Sin el hombre fuerte, las desavenencias de Turquía con la OTAN deberían empezar a cicatrizar. Se levantaría su bloqueo a la adhesión de Suecia a la alianza. Las relaciones con Estados Unidos, envenenadas por la complicidad de Erdogan con Vladimir Putin y los ataques a las fuerzas kurdas en Siria, mejorarían. Sin embargo, una nueva Turquía mantendría la política de Erdogan de caminar por la cuerda floja sobre Ucrania. Seguiría suministrando aviones no tripulados a Ucrania, pero no se sumaría a las sanciones contra Rusia, de la que depende demasiado en cuanto a turistas y gas.

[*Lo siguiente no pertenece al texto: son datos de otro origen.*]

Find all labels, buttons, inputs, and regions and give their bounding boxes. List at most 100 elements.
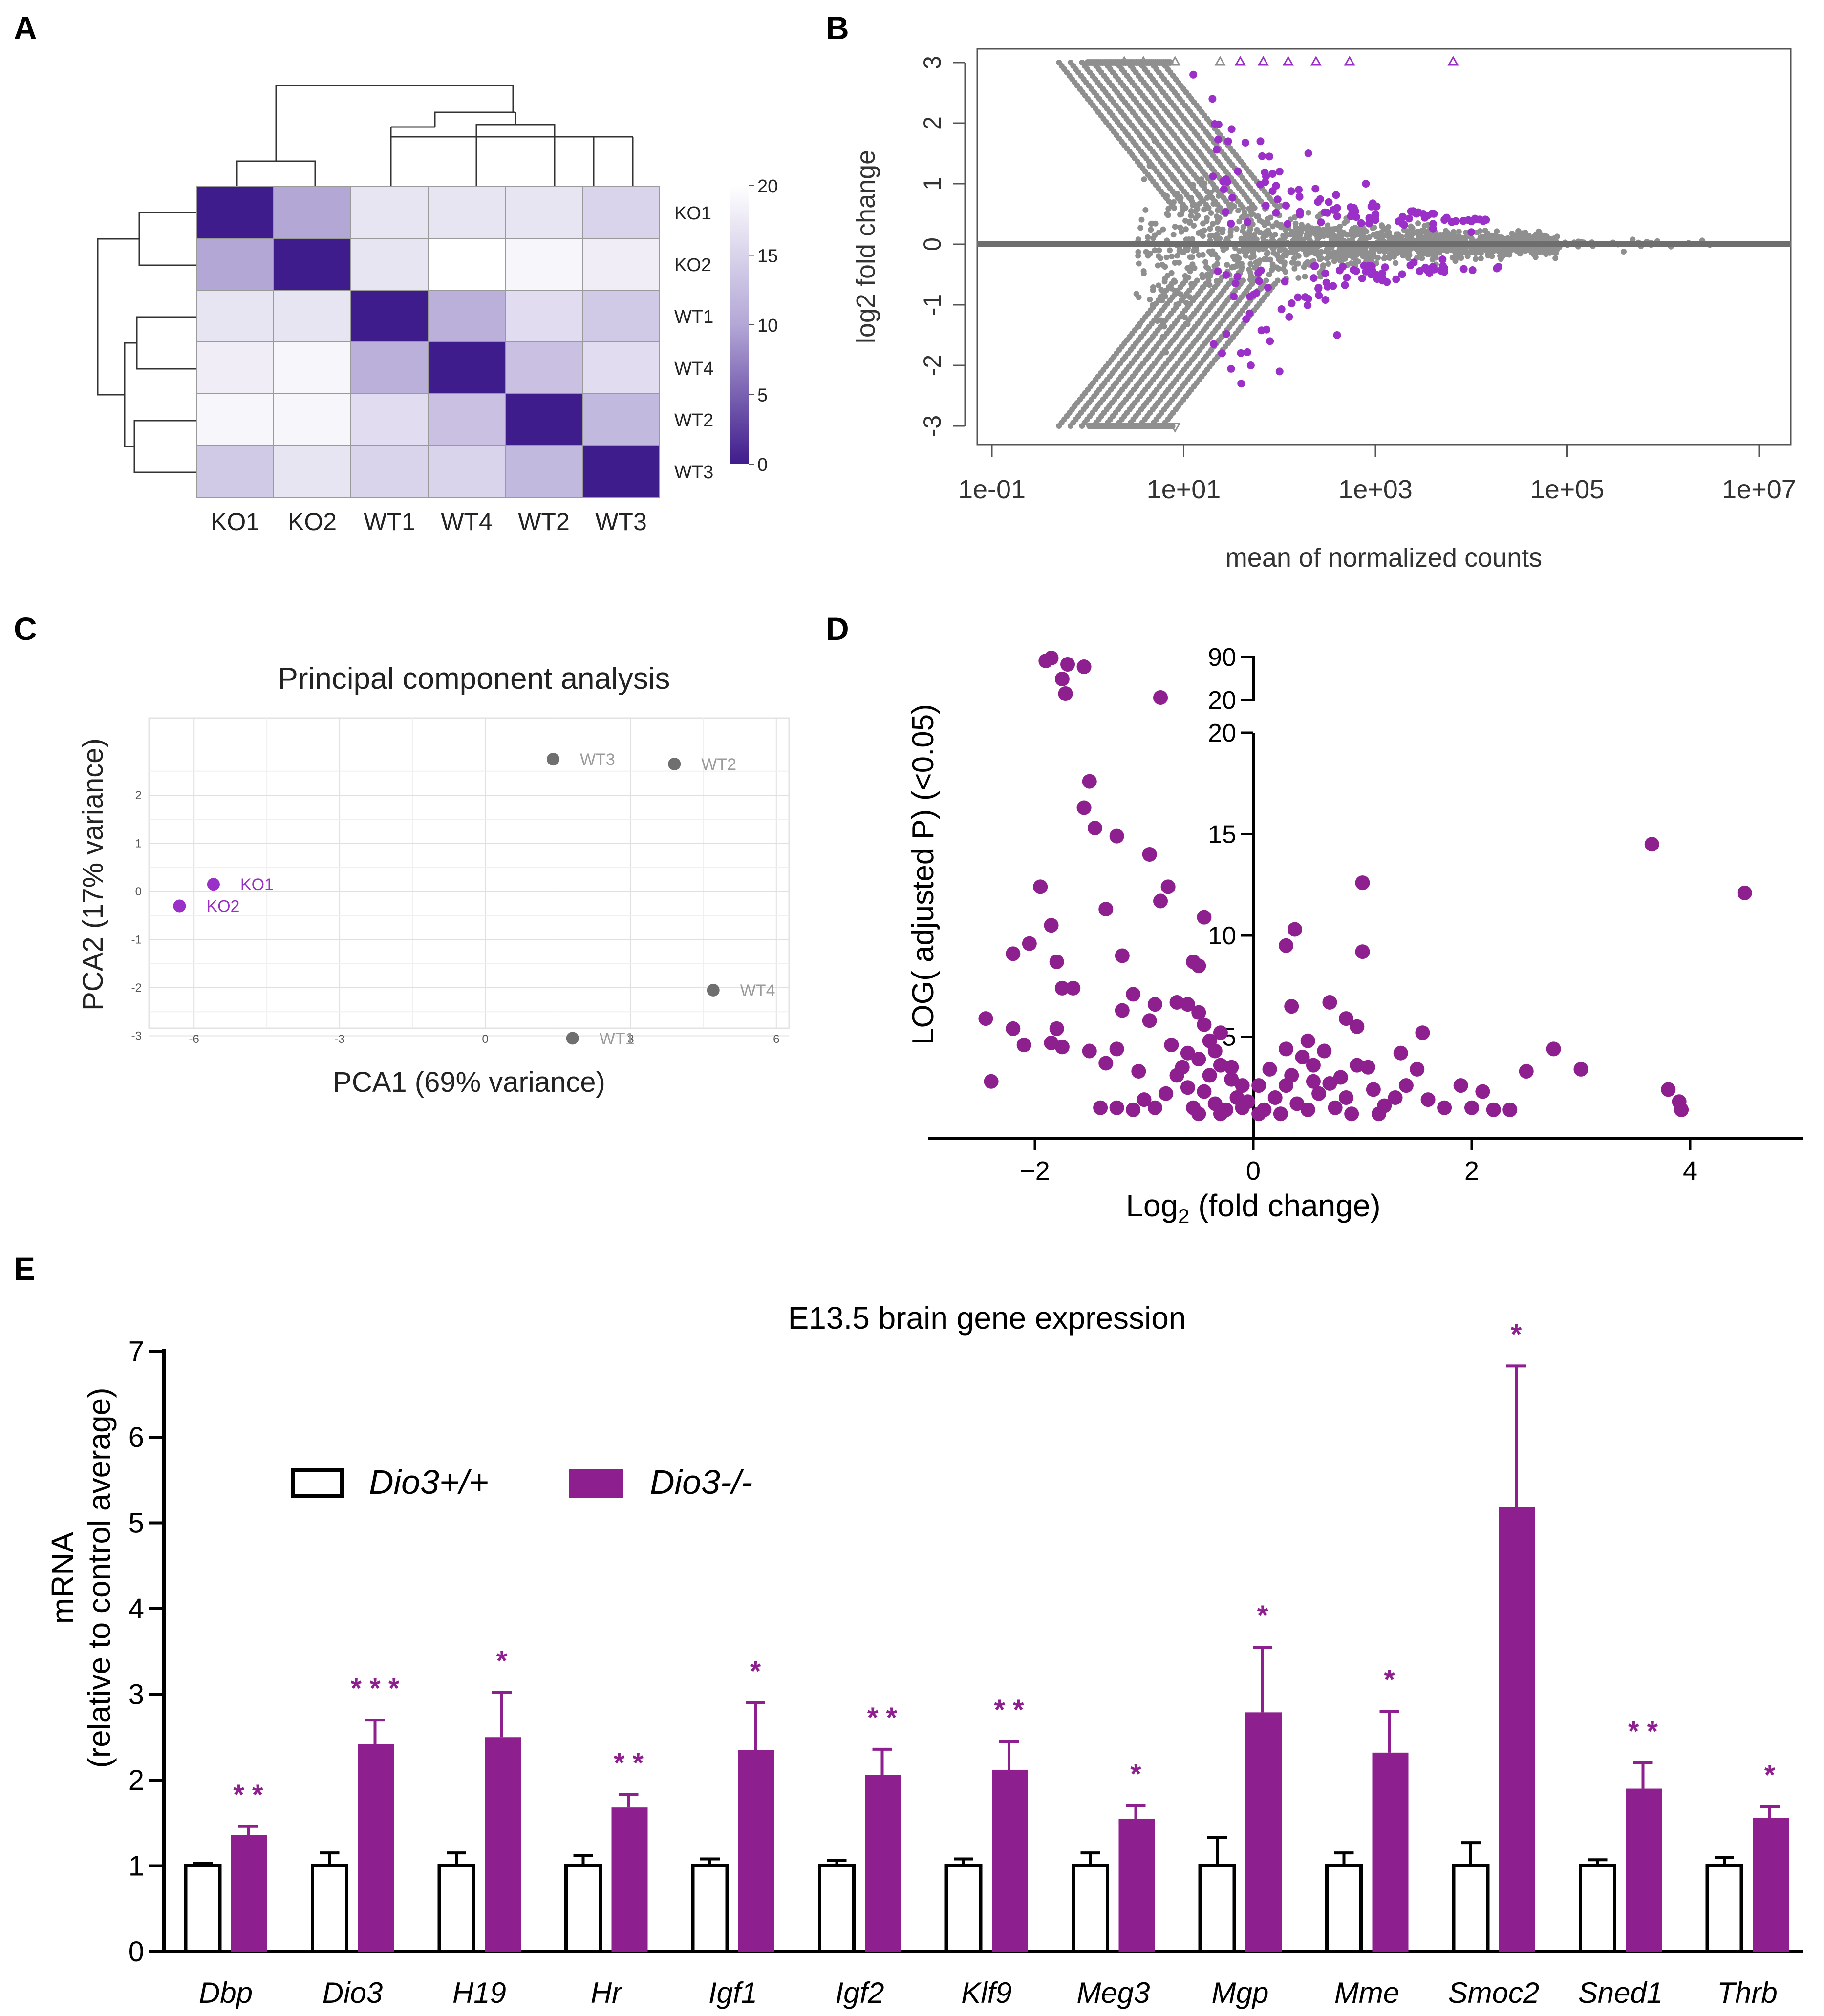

Más importante que todo esto es la señal que una victoria de la oposición enviaría a los demócratas de todo el mundo. En todo el mundo, cada vez son más los aspirantes a autócratas que subvierten la democracia sin abolirla del todo, erosionando las normas e instituciones que limitan su poder. Cincuenta y seis países pueden calificarse actualmente de “autocracias electorales”, según el instituto de investigación v-Dem, frente a los 40 que existían al final de la guerra fría. La lista podría aumentar: El presidente de México, Andrés Manuel López Obrador, ha intentado socavar el poder judicial y electoral del país.
Un faro para los oprimidos
Si Erdogan pierde, demostrará que la erosión de la democracia puede invertirse, y sugerirá cómo hacerlo. Los partidos de la oposición democrática deben reconocer el peligro y unirse antes de que sea demasiado tarde. En India, una oposición fragmentada ha permitido a Narendra Modi, un primer ministro hombre fuerte, imponerse con el 37% de los votos. Ahora el principal líder de la oposición se enfrenta a la cárcel. La situación en Polonia es menos sombría, pero su oposición también ha tirado por la borda elección tras elección frente al populista partido gobernante.
La Alianza Nacional de la oposición turca ya lo ha hecho mucho mejor. Puede que Kilicdaroglu sea un poco soso, pero es un tenaz creador de consenso y encantadoramente humilde; todo lo contrario que su adversario. Si ganara, sería un gran momento para Turquía, Europa y la lucha mundial por una auténtica democracia. Erdogan hizo algunas cosas buenas en sus primeros años de mandato, pero la acumulación constante de un poder excesivo nubló su juicio y su sentido moral, como suele ocurrir. Apoyamos calurosamente a Kemal Kilicdaroglu como próximo presidente de Turquía.